When I load the following code in ghci I get a Monomomorphism restriction warning with the suggested fix of
Consider giving ‘pexp’ and ‘nDividedByPExp’ a type signature
|
17 | (nDividedByPExp, pexp) = getPExp' nDividedByP 1
but doing that doesn't solve the problem. I then get the error:
Overloaded signature conflicts with monomorphism restriction
nDividedByPExp :: Integral i => i
Here is the code:
{-# OPTIONS_GHC -Wall -fno-warn-incomplete-patterns #-}
{-# LANGUAGE ExplicitForAll, ScopedTypeVariables #-}
pfactor :: forall i. Integral i => i -> [(i, i)]
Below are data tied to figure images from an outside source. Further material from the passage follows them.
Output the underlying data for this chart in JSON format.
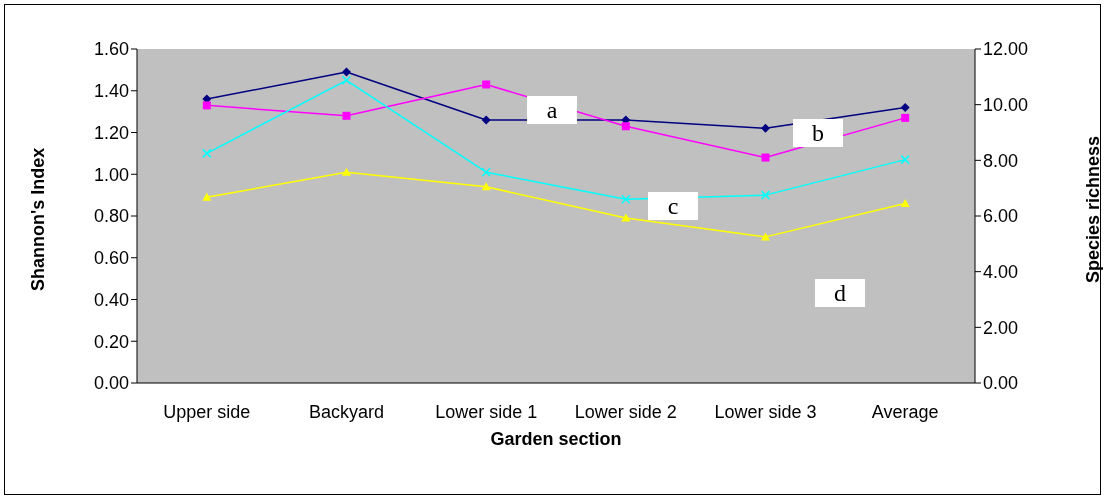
{
  "chart_data": {
    "type": "line",
    "xlabel": "Garden section",
    "ylabel": "Shannon's Index",
    "y2label": "Species richness",
    "categories": [
      "Upper side",
      "Backyard",
      "Lower side 1",
      "Lower side 2",
      "Lower side 3",
      "Average"
    ],
    "series": [
      {
        "color": "#000080",
        "marker": "diamond",
        "values": [
          1.36,
          1.49,
          1.26,
          1.26,
          1.22,
          1.32
        ]
      },
      {
        "color": "#ff00ff",
        "marker": "square",
        "values": [
          1.33,
          1.28,
          1.43,
          1.23,
          1.08,
          1.27
        ]
      },
      {
        "color": "#00ffff",
        "marker": "cross",
        "values": [
          1.1,
          1.45,
          1.01,
          0.88,
          0.9,
          1.07
        ]
      },
      {
        "color": "#ffff00",
        "marker": "triangle",
        "values": [
          0.89,
          1.01,
          0.94,
          0.79,
          0.7,
          0.86
        ]
      }
    ],
    "ylim": [
      0,
      1.6
    ],
    "yticks": [
      {
        "value": 0,
        "label": "0.00"
      },
      {
        "value": 0.2,
        "label": "0.20"
      },
      {
        "value": 0.4,
        "label": "0.40"
      },
      {
        "value": 0.6,
        "label": "0.60"
      },
      {
        "value": 0.8,
        "label": "0.80"
      },
      {
        "value": 1,
        "label": "1.00"
      },
      {
        "value": 1.2,
        "label": "1.20"
      },
      {
        "value": 1.4,
        "label": "1.40"
      },
      {
        "value": 1.6,
        "label": "1.60"
      }
    ],
    "y2lim": [
      0,
      12
    ],
    "y2ticks": [
      {
        "value": 0,
        "label": "0.00"
      },
      {
        "value": 2,
        "label": "2.00"
      },
      {
        "value": 4,
        "label": "4.00"
      },
      {
        "value": 6,
        "label": "6.00"
      },
      {
        "value": 8,
        "label": "8.00"
      },
      {
        "value": 10,
        "label": "10.00"
      },
      {
        "value": 12,
        "label": "12.00"
      }
    ],
    "annotations": [
      "a",
      "b",
      "c",
      "d"
    ]
  }
}
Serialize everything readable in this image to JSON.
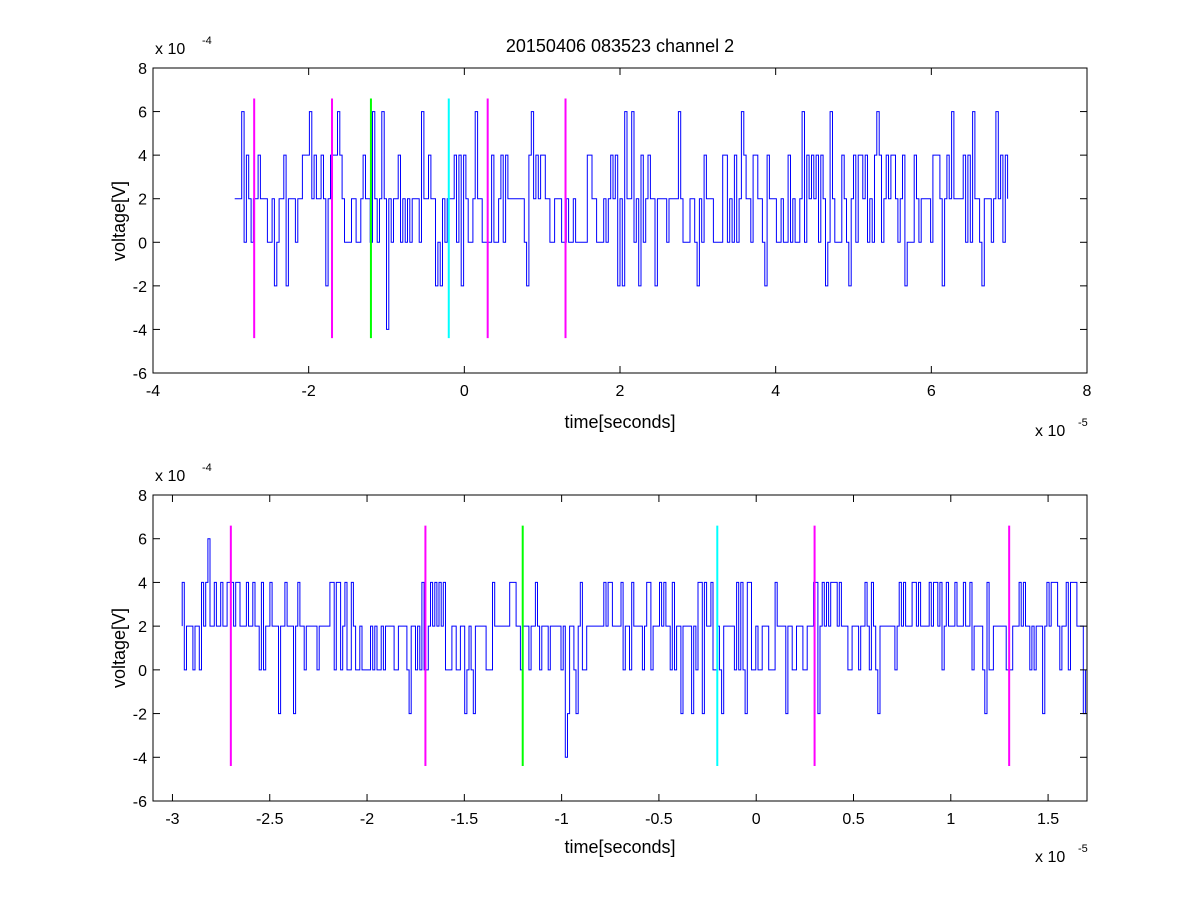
{
  "chart_data": [
    {
      "type": "line",
      "title": "20150406 083523 channel 2",
      "xlabel": "time[seconds]",
      "ylabel": "voltage[V]",
      "x_exponent_label": "x 10",
      "x_exponent": "-5",
      "y_exponent_label": "x 10",
      "y_exponent": "-4",
      "xlim": [
        -4,
        8
      ],
      "ylim": [
        -6,
        8
      ],
      "x_ticks": [
        "-4",
        "-2",
        "0",
        "2",
        "4",
        "6",
        "8"
      ],
      "y_ticks": [
        "-6",
        "-4",
        "-2",
        "0",
        "2",
        "4",
        "6",
        "8"
      ],
      "x_tick_values": [
        -4,
        -2,
        0,
        2,
        4,
        6,
        8
      ],
      "y_tick_values": [
        -6,
        -4,
        -2,
        0,
        2,
        4,
        6,
        8
      ],
      "signal": {
        "color": "#0000ff",
        "x_range": [
          -2.95,
          7.0
        ],
        "base_level": 2,
        "levels": [
          -2,
          0,
          2,
          4,
          6
        ],
        "peaks": [
          [
            -2.85,
            6
          ],
          [
            -1.78,
            6
          ],
          [
            -1.63,
            6
          ],
          [
            -1.18,
            6
          ],
          [
            0.13,
            6
          ],
          [
            0.85,
            6
          ],
          [
            2.05,
            6
          ],
          [
            2.75,
            6
          ],
          [
            3.55,
            6
          ],
          [
            5.3,
            6
          ],
          [
            6.25,
            6
          ]
        ],
        "dips": [
          [
            -2.45,
            -2
          ],
          [
            -2.3,
            -2
          ],
          [
            -1.78,
            -2
          ],
          [
            -1.0,
            -4
          ],
          [
            -0.3,
            -2
          ],
          [
            -0.05,
            -2
          ],
          [
            0.8,
            -2
          ],
          [
            2.25,
            -2
          ],
          [
            4.65,
            -2
          ],
          [
            6.15,
            -2
          ],
          [
            6.65,
            -2
          ]
        ]
      },
      "markers": [
        {
          "x": -2.7,
          "y1": -4.4,
          "y2": 6.6,
          "color": "#ff00ff"
        },
        {
          "x": -1.7,
          "y1": -4.4,
          "y2": 6.6,
          "color": "#ff00ff"
        },
        {
          "x": -1.2,
          "y1": -4.4,
          "y2": 6.6,
          "color": "#00ff00"
        },
        {
          "x": -0.2,
          "y1": -4.4,
          "y2": 6.6,
          "color": "#00ffff"
        },
        {
          "x": 0.3,
          "y1": -4.4,
          "y2": 6.6,
          "color": "#ff00ff"
        },
        {
          "x": 1.3,
          "y1": -4.4,
          "y2": 6.6,
          "color": "#ff00ff"
        }
      ]
    },
    {
      "type": "line",
      "title": "",
      "xlabel": "time[seconds]",
      "ylabel": "voltage[V]",
      "x_exponent_label": "x 10",
      "x_exponent": "-5",
      "y_exponent_label": "x 10",
      "y_exponent": "-4",
      "xlim": [
        -3.1,
        1.7
      ],
      "ylim": [
        -6,
        8
      ],
      "x_ticks": [
        "-3",
        "-2.5",
        "-2",
        "-1.5",
        "-1",
        "-0.5",
        "0",
        "0.5",
        "1",
        "1.5"
      ],
      "y_ticks": [
        "-6",
        "-4",
        "-2",
        "0",
        "2",
        "4",
        "6",
        "8"
      ],
      "x_tick_values": [
        -3,
        -2.5,
        -2,
        -1.5,
        -1,
        -0.5,
        0,
        0.5,
        1,
        1.5
      ],
      "y_tick_values": [
        -6,
        -4,
        -2,
        0,
        2,
        4,
        6,
        8
      ],
      "signal": {
        "color": "#0000ff",
        "x_range": [
          -2.95,
          1.7
        ],
        "base_level": 2,
        "levels": [
          -2,
          0,
          2,
          4,
          6
        ],
        "peaks": [
          [
            -2.82,
            6
          ],
          [
            -2.85,
            4
          ],
          [
            -2.45,
            4
          ],
          [
            -2.15,
            4
          ],
          [
            -1.65,
            4
          ],
          [
            -1.45,
            4
          ],
          [
            -0.9,
            4
          ],
          [
            -0.55,
            4
          ],
          [
            0.4,
            4
          ],
          [
            0.8,
            4
          ],
          [
            1.1,
            4
          ],
          [
            1.35,
            4
          ]
        ],
        "dips": [
          [
            -2.45,
            -2
          ],
          [
            -2.38,
            -2
          ],
          [
            -1.78,
            -2
          ],
          [
            -1.45,
            -2
          ],
          [
            -0.98,
            -4
          ],
          [
            -0.33,
            -2
          ],
          [
            -0.28,
            -2
          ],
          [
            -0.18,
            -2
          ],
          [
            0.15,
            -2
          ],
          [
            0.32,
            -2
          ],
          [
            0.63,
            -2
          ],
          [
            1.18,
            -2
          ]
        ]
      },
      "markers": [
        {
          "x": -2.7,
          "y1": -4.4,
          "y2": 6.6,
          "color": "#ff00ff"
        },
        {
          "x": -1.7,
          "y1": -4.4,
          "y2": 6.6,
          "color": "#ff00ff"
        },
        {
          "x": -1.2,
          "y1": -4.4,
          "y2": 6.6,
          "color": "#00ff00"
        },
        {
          "x": -0.2,
          "y1": -4.4,
          "y2": 6.6,
          "color": "#00ffff"
        },
        {
          "x": 0.3,
          "y1": -4.4,
          "y2": 6.6,
          "color": "#ff00ff"
        },
        {
          "x": 1.3,
          "y1": -4.4,
          "y2": 6.6,
          "color": "#ff00ff"
        }
      ]
    }
  ]
}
-- pfactor :: Integral i => i -> [(i, i)]
pfactor m =
pf' m [] $ primesUpTo (floorSqrt m)
where
pf' :: Integral i => i -> [(i, i)] ->[i] -> [(i, i)]
pf' n res (p : ps)
| pIsNotAFactor = pf' n res ps
| otherwise = pf' nDividedByPExp ((p, pexp) : res) remainingPrimes
where
(nDividedByP, r) = n `quotRem` p
pIsNotAFactor = r /= 0
-- nDividedByPExp, pexp :: Integral i => i
(nDividedByPExp, pexp) = getPExp' nDividedByP 1
-- getPExp' :: Integral i => i -> i -> (i, i)
getPExp' currNDividedByP currExp
| pDoesNotDivideCurrNDividedByP = (currNDividedByP, currExp)
| otherwise = getPExp' q1 (currExp + 1)
where
-- q1, r1 :: Integral i => i
(q1, r1) = currNDividedByP `quotRem` p
pDoesNotDivideCurrNDividedByP = r1 /= 0
remainingPrimes = takeWhile (<= floorSqrt nDividedByPExp) ps
floorSqrt :: Integral i => i -> i
floorSqrt = undefined
primesUpTo :: Integral i => i -> [i]
primesUpTo = undefined
I tried adding the declaration in commented line 16 as suggested but that resulted in an error as I described above.
I've deleted some lines from the actual code to make it simpler. I don't expect the code above to run properly but I do expect it to compile without warnings. I don't understand how to fix the warning I am getting.
When you declare their types as nDividedByPExp, pexp :: Integral i => i
, it'll be treated as nDividedByPExp, pexp :: forall i. Integral i => i
. This i
and the i
declared at the top level will be different types even though you brought the latter to the scope using ScopedTypeVariables
. Also, i
is still polymorphic.
You can declare it as nDividedByPExp, pexp :: i
, where i
refers to the i
at the top level which is bound to a specific type so is monomorphic.